Crystal Palace ended Arsenal’s winning run, thanks to two penalties and no end of effort at Selhurst Park.

The Eagles were much the better side for the game, but were on the verge of losing the game, but Luka Milovojevic’s second penalty of the game earned the home side a share of the spoils, and it meant Unai Emery missed out on his 12th consecutive win.

Arsenal again went with Granit Xhaka on the left of defence, with Sead Kolasinac and Nacho Monreal both still short of match fitness. Pierre-Emerick Aubameyang was named with Alexandre Lacazette in an attack minded lineup, with Matteo Guendouzi and Lucas Torreira in the centre of the park.

Palace started of brightly, and inevitably, it was Wilfried Zaha who was the catalyst of everything positive. He was ably assisted by some willing runners, Chiekh Kouyate and Andros Townsend coming down the flanks to stretch us.

It was Zaha who created the first opportunity too, his low shot found the bottom of the post with Leno beaten. We heeded the warning and we roused from our slumber, playing better than we have done in the first half for some time, but crucially, no clear-cut chances.

Townsend then really should have put his side one-nil up, but his eight yard shot went wide, and this woke up the home crowd, who are normally much louder but were being outsung by our faithful away fans.

Then, we had our first chance on the 23rd minute. Iwobi dislodged Milovojevic from the ball and the loose ball fell to Lacazette just outside the box and in a central area, but the French striker was on the stretch and he screwed it just wide.

A minute later, an even better chance, as Ozil found Bellerin, but the Spaniard dallied when in the box and the shot was blocked. Much better, but still lacking the opening goal.

This was a real ding-dong affair, with our midfield giving as good as they got, with some impressive workrates from Torreira, Guendouzi, Laca and Iwobi all tracking back effectively.

It looked like it would be a goalless first half, but on the stroke of half time, Kouyate was taken down by Mustafi. Referee Martin Atkinson didn’t delay in calling a spot kick, although it was a soft one. Milovojevic didn’t hesitate either, sending Leno the wrong way.

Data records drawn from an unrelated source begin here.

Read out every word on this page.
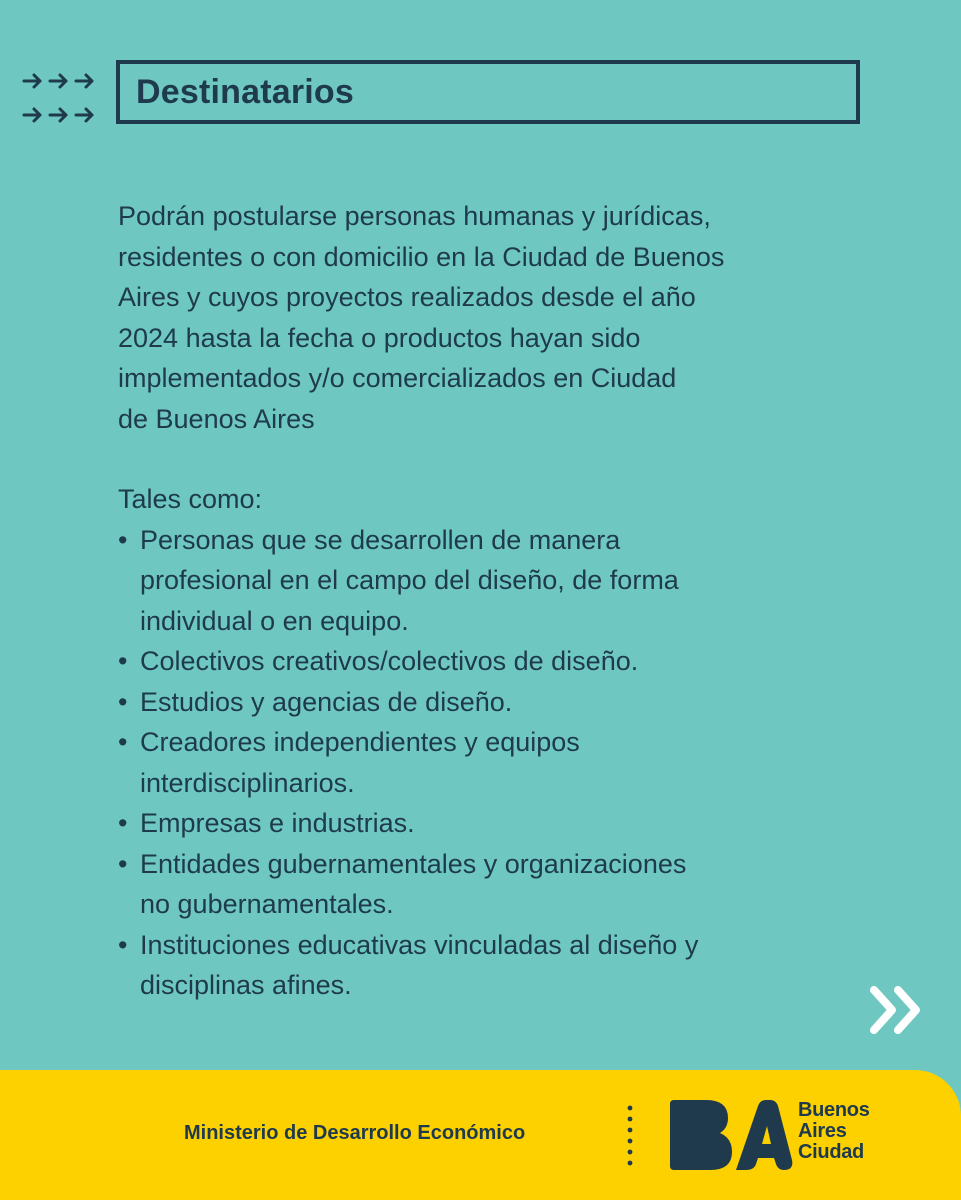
Destinatarios

Podrán postularse personas humanas y jurídicas,
residentes o con domicilio en la Ciudad de Buenos
Aires y cuyos proyectos realizados desde el año
2024 hasta la fecha o productos hayan sido
implementados y/o comercializados en Ciudad
de Buenos Aires

Tales como:

• Personas que se desarrollen de manera
profesional en el campo del diseño, de forma
individual o en equipo.
• Colectivos creativos/colectivos de diseño.
• Estudios y agencias de diseño.
• Creadores independientes y equipos
interdisciplinarios.
• Empresas e industrias.
• Entidades gubernamentales y organizaciones
no gubernamentales.
• Instituciones educativas vinculadas al diseño y
disciplinas afines.
Ministerio de Desarrollo Económico
Buenos
Aires
Ciudad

That was half time, and Palace had the wind in their sails, but we always improve in the second half, and this was again the case.

Five minutes after the match restarted, we had pulled equal. A free kick was conceded on the corner of the box and Xhaka stepped up to ping a delightful arrow into the far top corner, with Hennessey getting a touch but not enough to keep it out. It was a wonderful effort.

Five minutes later, we were ahead. Pierre-Emerick Aubameyang was at the far post to knock in a flick on - from Lacazette’s hand no less - and the ball was just over the line before it was cleared. VAR wasn’t needed as the goal was given, but it was apparently 9mm over the line!

We had the lead, and this was when we had been kicking on in the last few games - but Palace had other ideas. Substitutes Max Meyer and Alexandr Sorloth were effective in keeping us penned in, and had chances to equalise.

In fact, from the moment we went ahead, Palace dominated. We defended gamely, credit where it’s due to Mustafi, Holding and their cohorts, but we were living dangerously. We simply couldn’t get out of our half. One of the reasons was because our link man, Ozil, had come off, replaced by Welbeck. We had no one to ensure defence, midfield and attack were linked together.

Hodgson had brought on the right men at the right time, and the home fans, so quiet for large periods, were finding their voice as they smelled an opportunity.

And they did get that chance too. It was that man Zaha again, as his stepovers sold Xhaka, and the Swiss man stuck out a leg in the box. It was all the invitation Zaha needed, and he vaulted over the outstretched limb. Replays suggest there was contact, but since when did contact mean spot-kick?

Even so, we had gotten lucky with ou second goal, and perhaps this was karma evening itself out. Besides, Palace had fired ten more shots than us in the game. We didn’t kill the game off when we went ahead, and Milovojevic compounded our regret with his second penalty, firing past Leno, who went the right way but couldn’t keep it out.

The game ended soon after, and we could have been going back to Colney with a defeat. Instead, we had battled for a point, and of course we are disappointed with the result, but on the face of things, a point was perhaps the fairest of results.

We march on, and we now have Liverpool this coming weekend. Do we shuffle our defence, given they’ll be facing Salah, Mane and Firmino? Or do we continue with what we have?

Emery has some videos to watch and decisions to make.